Hard-Boiled Love: An anthology of noir love, is rather successful at explaining the pathology of the perverse, deviant and criminal cravings present in us all. The cover, a slightly blurred photo of a Bardot-like woman smoking, is a captivating precursor to the twisted tales of love gone wrong, vendetta, and high stakes. This collection revels in the power that a literary genre can possess, and most of these tales subvert notions of Canada as a safe and pleasant place. As editors Kerry J. Schooley and Peter Sellers note: "The darkness of the isolated soul has always been a part of our literary heritage." Nodding to the urban, Susanna Moodie's hardships and other "famous footsteps," the editors place us on a journey to answer the questions: "Does true love run smooth? Does true love even exist?"
Men and women are conquered by love in these stories and left to fight for their lives, in various dark rooms, hotels and seedy dives. In Peter Sellers's "Trophy Hunter", a detective is trapped in the mansion of his lover's usurper. In Stan Rogal's "Lie to Me Baby" a dramatic killing is juxtaposed with Hollywood's glamour as a woman lays her lover down for the last time. In William Bankier's story "Only the Beginning" a faded Paul Auster-like detective becomes obsessed with a young waitress and in "Baby Blues" a lawyer flees her stalking ex to have her baby in the Ontario woods.
Two of the most riveting stories in this collection seem, in some ways, to lack overt noir aesthetics or components of mystery, yet they offset some of the crusty hardboiled tone which sometimes threatens to overtake Hardboiled Love. "Loss" by Jean Rae Baxter, for example, is a painful meditation on the mental troubles of a woman who has had a mastectomy. Only after she destroys everything around her, does her mastectomy scar "no longer trouble her." In "Ron and Don" by Mike Barnes, a Polanski-like character sees his ambitions crash around him as he works in a hospital kitchen in Hamilton. A quirky and strangely tender story, "Ron and Don" is a stylistically seamless read, and dependent on the internal darkness of the individual rather than the external darkness of the world.
Worthy of mention too is Linda Helson's fable-like story "Spinnaker Man". Set in a small Greek village, "Spinnaker Man" tells the tale of human parasites and the power of the evil eye. Last but not least is the bucolic "One's A Heifer", by Sinclair Ross where cabalistic Poe-like mysteries alluded to in barns are enough to scare the wits out of a city-dwelling reader.
In film, pornography and noir are captured by way of darkened rooms and the smouldering sensuality of beautiful actors. Genre writing must depend on different elements, namely the creation of solid inner voices which reflect the idiosyncrasies of a character. Faces and stabbings have to be imagined, rather than seen and so artfulness in the literary genre depends on the genre's constraints, as well as on the craft's details.

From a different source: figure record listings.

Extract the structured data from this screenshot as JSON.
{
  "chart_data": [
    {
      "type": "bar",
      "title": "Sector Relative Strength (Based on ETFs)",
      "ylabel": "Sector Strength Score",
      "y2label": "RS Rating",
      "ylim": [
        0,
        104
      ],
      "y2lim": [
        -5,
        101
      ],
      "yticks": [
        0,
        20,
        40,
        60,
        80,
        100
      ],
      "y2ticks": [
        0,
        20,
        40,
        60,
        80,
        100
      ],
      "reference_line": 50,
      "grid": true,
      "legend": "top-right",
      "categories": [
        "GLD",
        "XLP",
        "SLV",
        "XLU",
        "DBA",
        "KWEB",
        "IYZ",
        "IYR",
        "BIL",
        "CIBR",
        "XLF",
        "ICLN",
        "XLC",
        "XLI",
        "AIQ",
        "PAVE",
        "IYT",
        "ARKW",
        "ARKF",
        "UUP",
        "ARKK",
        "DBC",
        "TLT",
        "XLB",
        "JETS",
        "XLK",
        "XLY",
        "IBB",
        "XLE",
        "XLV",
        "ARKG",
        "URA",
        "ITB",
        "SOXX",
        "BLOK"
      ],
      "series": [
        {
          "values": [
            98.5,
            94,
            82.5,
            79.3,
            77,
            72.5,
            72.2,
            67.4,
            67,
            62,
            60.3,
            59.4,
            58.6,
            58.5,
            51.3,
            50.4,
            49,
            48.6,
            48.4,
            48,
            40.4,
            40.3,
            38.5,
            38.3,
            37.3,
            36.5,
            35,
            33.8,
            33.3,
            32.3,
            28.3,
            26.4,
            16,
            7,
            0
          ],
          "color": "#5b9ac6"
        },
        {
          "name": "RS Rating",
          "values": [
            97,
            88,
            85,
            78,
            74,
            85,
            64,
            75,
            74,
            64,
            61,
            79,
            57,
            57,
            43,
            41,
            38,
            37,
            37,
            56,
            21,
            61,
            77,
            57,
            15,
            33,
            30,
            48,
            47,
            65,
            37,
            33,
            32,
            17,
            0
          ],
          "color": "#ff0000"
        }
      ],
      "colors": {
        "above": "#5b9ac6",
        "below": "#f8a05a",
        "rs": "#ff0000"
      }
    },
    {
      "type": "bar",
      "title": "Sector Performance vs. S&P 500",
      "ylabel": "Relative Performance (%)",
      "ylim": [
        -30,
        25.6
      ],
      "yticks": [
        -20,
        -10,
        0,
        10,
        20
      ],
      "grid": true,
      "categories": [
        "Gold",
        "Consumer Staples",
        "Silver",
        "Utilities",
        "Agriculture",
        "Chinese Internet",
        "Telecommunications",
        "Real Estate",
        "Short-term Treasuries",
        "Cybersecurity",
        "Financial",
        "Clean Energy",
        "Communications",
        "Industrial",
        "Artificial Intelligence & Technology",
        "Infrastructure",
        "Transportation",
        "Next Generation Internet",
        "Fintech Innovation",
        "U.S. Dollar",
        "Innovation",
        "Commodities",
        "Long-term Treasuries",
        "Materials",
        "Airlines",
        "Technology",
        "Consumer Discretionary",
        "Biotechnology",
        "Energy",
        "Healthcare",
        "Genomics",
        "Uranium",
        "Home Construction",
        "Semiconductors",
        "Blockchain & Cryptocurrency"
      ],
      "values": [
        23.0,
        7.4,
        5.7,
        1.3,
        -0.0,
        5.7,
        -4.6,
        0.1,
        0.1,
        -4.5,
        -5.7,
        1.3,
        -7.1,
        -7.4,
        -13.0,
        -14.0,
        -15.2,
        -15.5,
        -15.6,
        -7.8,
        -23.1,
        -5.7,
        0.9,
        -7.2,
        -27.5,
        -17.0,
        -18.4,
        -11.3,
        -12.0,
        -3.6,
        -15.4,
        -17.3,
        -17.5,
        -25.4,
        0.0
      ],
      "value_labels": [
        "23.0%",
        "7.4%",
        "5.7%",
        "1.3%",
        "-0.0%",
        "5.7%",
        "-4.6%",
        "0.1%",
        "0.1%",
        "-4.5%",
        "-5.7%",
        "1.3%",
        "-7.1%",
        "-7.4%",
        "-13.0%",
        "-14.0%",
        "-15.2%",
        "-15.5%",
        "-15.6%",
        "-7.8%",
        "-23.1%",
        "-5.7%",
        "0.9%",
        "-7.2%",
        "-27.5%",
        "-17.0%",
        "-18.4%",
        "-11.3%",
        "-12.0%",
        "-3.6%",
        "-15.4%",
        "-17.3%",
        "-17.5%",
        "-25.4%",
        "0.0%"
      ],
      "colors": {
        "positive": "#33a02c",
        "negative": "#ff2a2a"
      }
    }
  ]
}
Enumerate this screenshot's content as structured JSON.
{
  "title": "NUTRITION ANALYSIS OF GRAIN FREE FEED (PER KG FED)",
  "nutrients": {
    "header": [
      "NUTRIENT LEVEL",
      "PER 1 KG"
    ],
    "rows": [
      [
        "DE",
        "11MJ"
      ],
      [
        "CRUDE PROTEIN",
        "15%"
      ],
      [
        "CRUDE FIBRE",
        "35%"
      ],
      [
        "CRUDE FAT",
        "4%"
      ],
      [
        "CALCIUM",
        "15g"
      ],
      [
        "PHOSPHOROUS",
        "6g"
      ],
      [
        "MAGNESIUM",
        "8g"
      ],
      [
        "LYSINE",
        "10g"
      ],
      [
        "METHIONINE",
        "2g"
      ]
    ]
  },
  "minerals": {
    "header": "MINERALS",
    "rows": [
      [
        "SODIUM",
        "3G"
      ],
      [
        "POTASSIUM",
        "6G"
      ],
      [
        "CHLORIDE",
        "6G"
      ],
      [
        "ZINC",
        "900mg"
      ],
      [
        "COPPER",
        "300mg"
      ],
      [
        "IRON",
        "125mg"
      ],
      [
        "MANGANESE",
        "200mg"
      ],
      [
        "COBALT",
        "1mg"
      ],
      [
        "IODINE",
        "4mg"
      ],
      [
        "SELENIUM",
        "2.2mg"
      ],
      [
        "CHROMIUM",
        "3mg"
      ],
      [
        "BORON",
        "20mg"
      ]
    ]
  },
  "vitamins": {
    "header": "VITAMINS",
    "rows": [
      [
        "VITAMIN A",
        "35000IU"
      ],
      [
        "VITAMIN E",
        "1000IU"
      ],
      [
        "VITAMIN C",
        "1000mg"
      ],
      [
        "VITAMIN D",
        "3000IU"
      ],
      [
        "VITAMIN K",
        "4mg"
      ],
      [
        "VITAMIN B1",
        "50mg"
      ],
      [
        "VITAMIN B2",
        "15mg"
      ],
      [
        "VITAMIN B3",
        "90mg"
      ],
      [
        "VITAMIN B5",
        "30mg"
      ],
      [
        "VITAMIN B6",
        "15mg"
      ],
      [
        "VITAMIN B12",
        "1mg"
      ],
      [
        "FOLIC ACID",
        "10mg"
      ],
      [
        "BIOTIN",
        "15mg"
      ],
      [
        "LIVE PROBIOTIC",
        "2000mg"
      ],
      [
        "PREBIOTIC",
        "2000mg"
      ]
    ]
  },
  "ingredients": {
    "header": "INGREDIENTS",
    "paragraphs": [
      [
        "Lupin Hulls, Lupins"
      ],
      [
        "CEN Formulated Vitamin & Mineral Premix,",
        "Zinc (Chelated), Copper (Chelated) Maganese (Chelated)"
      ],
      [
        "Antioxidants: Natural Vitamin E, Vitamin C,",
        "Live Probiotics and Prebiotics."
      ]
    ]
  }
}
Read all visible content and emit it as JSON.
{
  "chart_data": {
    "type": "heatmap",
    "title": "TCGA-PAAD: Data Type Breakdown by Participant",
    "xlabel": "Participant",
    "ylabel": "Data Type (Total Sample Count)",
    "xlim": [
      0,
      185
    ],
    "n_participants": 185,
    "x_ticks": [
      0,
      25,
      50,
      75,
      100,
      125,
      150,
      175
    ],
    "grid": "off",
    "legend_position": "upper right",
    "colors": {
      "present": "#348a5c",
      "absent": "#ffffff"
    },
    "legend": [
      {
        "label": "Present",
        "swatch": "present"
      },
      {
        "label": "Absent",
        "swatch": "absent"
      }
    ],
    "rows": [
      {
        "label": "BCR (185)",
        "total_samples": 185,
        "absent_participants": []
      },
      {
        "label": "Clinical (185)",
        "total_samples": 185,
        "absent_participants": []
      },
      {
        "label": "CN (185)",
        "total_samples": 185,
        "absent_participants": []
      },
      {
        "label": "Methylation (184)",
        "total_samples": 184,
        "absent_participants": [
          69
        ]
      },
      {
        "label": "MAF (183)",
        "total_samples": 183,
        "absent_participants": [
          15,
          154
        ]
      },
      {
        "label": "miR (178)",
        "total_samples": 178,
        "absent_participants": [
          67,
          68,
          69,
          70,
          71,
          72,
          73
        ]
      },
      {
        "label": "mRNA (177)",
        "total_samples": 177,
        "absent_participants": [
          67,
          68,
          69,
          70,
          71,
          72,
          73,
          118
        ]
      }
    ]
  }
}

For fans, the leap from mystery to noir is a short one and this book is highly recommended for those interested in British and American mysteries. Hardboiled Love succeeds at terrorizing and entertaining the reader, indulging our voyeuristic curiosity about dark, torrid affairs of the heart, and demystifying the stereotype of Canada's polite exterior, as it convincingly portrays the underbelly of love and death in northern towns.